By the same token, it would have been fantastic if the game gave you these stats in a harder difficulty setting, or the option to turn them on or off. Doing so would increase the value in the game for me and really push the package over the top.
Menu screens suffer from the same complexity. Getting into a round is not difficult, but it takes about six mashes of the X button to select through every option. For an amateur player like myself, there’s just a lot of complexity here that doesn’t need to exist, and it could have been pared down relatively easily by giving you a load out scheme that better represents different players. Doing so would have also made the game more accessible to us newbies.
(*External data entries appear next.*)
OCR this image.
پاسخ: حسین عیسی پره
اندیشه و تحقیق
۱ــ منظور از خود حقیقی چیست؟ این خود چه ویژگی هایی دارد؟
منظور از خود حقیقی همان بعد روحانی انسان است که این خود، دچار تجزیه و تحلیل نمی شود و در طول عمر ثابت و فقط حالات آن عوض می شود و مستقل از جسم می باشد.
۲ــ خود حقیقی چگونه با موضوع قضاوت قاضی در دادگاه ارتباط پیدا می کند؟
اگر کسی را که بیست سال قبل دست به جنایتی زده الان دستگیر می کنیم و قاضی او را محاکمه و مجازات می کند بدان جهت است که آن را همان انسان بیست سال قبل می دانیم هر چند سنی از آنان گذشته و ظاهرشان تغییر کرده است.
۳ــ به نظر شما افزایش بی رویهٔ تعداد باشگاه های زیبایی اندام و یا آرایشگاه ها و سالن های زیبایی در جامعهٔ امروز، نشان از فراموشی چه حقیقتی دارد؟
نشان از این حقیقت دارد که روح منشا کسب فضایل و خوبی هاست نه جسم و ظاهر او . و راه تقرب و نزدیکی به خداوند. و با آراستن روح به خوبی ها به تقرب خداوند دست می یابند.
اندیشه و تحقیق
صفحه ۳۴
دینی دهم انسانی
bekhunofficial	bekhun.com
Audio in this game is stellar as the other games in the Vita’s launch lineup have been, with one exception: voices. It’s not so much that the voice recordings are low quality (they’re not the best, though), but rather that they are very repetitive. Your caddy will say things like “Please don’t go any further!” when the ball passes the flag slightly, but it happens like clockwork and you can almost recite it as she says it. Things like that are repeated so often that it becomes slightly problematic if you’re easily ticked by stuff like that. Your ears won’t bleed or anything, but the developers could have certainly added in a few different phrases or only have the caddy say things some of the time.
My biggest concern with this VITA game (you hear that, Sony?) is that there are a ridiculously low amount of any touch controls in the entire game! In menus, there are scroll bars, but no swiping mechanic to navigate through them! After just a couple of weeks with the Vita, it already feels weird to use the D-Pad for any kind of controls, let alone basic menu function like that. You can’t even tap to select on menu items! It just doesn’t make sense to me whatsoever. It absolutely dumbfounded me to know that Sony themselves haven’t taken the care to implement these kinds of controls into their Vita experience, especially when it is so new and they’re still trying to prove its worth in the market. It sounds like a small issue, but for games that are almost entirely touch-based, with the exception of analog sticks and a couple of button presses, coming to World Invitational feels like a major step backward in portable gaming.
Control oddities aside, for anyone who is into golf, I’d imagine Hot Shots Golf: World Invitational is pure gold. It has great statistics measurement, more than adequate graphics, and it doesn’t take itself too seriously. For amateurs, it seems like this would be the perfect entry, but it won’t teach you too much about the game unless you’re really willing to commit to it. Here’s hoping that Mario Golf is up to that task when it comes if they ever make another version of it! Until then, World Invitational is a buy for anyone with any inkling to get their hands on a golf club on the PlayStation Vita.